The Open Data/ChemSpider debate is continuing, and Noel wondered in the ChemSpider Blog item on the Open Data spectra in ChemSpider. The spectra in ChemSpider come from four persons, two of which released their data as Open Data (Robert and Jean-Claude) and two as proprietary data.

One of the two is Gary who expressed his concerns in the ChemSpider blog that people would not cite his contributions if he would release the data as Open Data:

In principle, someone could download an assortment of spectra for a given molecule, calculate some other spectra, and then write a paper without ever recording a single NMR spectrum of their own. Would they then include the individual who deposited the spectra as a co-author or even acknowledge the source of the spectra that they used? Who knows.

It is a misconception that releasing your Open Data will cause a situation that your scientific work is not acknowledged (citing statistics is the crude mechanism we use for that).

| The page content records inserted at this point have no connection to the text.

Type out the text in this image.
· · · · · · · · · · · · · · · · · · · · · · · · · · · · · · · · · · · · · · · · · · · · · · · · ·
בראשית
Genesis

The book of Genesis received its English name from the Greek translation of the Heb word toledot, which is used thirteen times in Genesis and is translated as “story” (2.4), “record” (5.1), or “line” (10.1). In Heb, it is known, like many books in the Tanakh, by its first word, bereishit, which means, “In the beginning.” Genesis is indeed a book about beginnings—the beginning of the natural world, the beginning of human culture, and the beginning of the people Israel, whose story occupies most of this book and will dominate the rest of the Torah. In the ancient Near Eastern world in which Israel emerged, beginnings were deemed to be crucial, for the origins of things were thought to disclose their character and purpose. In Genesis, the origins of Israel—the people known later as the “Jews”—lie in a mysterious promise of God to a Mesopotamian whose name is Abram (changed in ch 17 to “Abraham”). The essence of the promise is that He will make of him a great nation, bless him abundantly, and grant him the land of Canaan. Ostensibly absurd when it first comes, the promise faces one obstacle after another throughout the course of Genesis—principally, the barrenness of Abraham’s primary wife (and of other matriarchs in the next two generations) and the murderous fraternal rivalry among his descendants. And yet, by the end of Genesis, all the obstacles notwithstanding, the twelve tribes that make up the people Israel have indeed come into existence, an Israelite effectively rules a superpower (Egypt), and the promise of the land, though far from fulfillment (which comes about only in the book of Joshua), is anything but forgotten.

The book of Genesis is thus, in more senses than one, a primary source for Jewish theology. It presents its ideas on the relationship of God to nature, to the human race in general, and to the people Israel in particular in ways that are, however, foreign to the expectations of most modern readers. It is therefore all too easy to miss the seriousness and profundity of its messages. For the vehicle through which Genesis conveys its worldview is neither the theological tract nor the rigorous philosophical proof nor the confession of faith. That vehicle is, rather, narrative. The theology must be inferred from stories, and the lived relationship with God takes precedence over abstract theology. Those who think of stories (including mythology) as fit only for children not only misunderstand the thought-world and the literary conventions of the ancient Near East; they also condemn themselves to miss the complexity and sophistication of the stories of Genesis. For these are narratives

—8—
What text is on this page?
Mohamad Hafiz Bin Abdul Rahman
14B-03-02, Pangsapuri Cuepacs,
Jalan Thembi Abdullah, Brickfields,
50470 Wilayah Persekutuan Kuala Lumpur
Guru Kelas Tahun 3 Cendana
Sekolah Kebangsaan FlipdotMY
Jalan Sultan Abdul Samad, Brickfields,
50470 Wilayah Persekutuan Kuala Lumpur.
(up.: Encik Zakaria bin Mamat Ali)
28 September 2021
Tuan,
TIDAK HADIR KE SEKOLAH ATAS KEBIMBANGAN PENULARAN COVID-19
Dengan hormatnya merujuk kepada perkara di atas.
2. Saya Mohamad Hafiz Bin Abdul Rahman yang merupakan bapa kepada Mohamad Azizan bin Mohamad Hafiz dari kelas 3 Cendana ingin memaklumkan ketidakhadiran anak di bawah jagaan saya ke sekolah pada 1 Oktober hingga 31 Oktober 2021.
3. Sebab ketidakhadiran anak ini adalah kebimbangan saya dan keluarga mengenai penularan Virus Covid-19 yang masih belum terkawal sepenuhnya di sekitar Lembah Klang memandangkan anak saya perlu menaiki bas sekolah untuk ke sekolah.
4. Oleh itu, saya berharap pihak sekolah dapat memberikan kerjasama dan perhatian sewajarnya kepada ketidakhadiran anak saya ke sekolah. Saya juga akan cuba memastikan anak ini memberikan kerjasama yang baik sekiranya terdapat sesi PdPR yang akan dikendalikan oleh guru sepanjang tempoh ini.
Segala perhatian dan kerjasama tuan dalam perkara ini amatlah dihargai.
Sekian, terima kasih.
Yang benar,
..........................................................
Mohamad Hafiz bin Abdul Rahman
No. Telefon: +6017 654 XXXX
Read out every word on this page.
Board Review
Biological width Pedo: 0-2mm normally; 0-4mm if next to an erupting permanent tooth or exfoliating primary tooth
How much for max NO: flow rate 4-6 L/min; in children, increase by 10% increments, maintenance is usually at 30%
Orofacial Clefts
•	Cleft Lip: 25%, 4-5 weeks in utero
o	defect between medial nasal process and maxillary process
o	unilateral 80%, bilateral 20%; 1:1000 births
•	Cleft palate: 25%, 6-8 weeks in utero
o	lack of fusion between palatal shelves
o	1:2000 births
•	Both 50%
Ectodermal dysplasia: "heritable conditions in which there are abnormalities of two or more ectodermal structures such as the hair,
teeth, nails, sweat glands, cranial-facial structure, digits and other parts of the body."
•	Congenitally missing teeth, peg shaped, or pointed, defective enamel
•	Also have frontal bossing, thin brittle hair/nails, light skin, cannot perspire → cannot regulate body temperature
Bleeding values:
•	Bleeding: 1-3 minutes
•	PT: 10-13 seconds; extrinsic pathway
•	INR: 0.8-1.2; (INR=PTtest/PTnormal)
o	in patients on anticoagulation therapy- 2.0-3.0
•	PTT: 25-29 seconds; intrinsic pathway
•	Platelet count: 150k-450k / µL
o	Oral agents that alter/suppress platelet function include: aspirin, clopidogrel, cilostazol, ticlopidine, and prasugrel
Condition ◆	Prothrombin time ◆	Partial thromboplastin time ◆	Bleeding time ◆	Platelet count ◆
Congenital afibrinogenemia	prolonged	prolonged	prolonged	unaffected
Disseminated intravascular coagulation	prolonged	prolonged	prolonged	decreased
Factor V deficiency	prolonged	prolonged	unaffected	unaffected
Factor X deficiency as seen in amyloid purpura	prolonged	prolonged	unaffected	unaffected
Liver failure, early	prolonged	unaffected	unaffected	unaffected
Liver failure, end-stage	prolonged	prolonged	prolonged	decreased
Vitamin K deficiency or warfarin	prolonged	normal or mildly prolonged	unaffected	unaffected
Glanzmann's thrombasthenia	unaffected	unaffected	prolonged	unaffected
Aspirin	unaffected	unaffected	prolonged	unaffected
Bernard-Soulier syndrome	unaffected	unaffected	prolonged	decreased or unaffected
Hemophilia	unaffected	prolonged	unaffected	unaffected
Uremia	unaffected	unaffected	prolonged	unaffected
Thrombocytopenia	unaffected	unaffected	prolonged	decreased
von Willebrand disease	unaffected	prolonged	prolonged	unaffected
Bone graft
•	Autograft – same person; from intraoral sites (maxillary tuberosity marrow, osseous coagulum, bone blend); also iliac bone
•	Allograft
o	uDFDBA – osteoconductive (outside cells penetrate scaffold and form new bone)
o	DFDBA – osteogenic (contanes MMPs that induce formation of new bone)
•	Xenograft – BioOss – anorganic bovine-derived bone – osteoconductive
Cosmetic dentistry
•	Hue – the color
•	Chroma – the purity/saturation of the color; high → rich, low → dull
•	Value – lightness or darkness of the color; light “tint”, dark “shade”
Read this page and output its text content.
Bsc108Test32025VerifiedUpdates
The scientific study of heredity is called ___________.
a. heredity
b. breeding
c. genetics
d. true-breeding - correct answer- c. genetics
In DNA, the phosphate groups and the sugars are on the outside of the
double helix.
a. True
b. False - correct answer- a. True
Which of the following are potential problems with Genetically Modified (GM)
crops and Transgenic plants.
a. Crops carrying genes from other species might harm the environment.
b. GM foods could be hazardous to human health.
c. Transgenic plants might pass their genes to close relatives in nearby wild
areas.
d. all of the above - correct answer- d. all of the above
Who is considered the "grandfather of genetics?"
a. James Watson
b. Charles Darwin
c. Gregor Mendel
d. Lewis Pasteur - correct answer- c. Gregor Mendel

First of all, using results without acknowledgment is called plagiarism (which is ethically wrong by any standard). But this is not a feature of Open Data, it is found in any form of science. Recall Herr Schön.

Some months back I advised an other chemical database who had similar concerns, and I pointed the owners, like I commented to Gary, to the CC-BY license which has an explicit Attribution (BY) clause:

Attribution. You must attribute the work in the manner specified by the author or licensor (but not in any way that suggests that they endorse you or your use of the work).

Using this license, plagiarism would not even just be (scientifically) unethical, it would be illegal too, because it would brake the license agreement. This even allows one to bring the case to court, if you like. (BTW, I was recently informed that the database had switched to the CC-BY license!)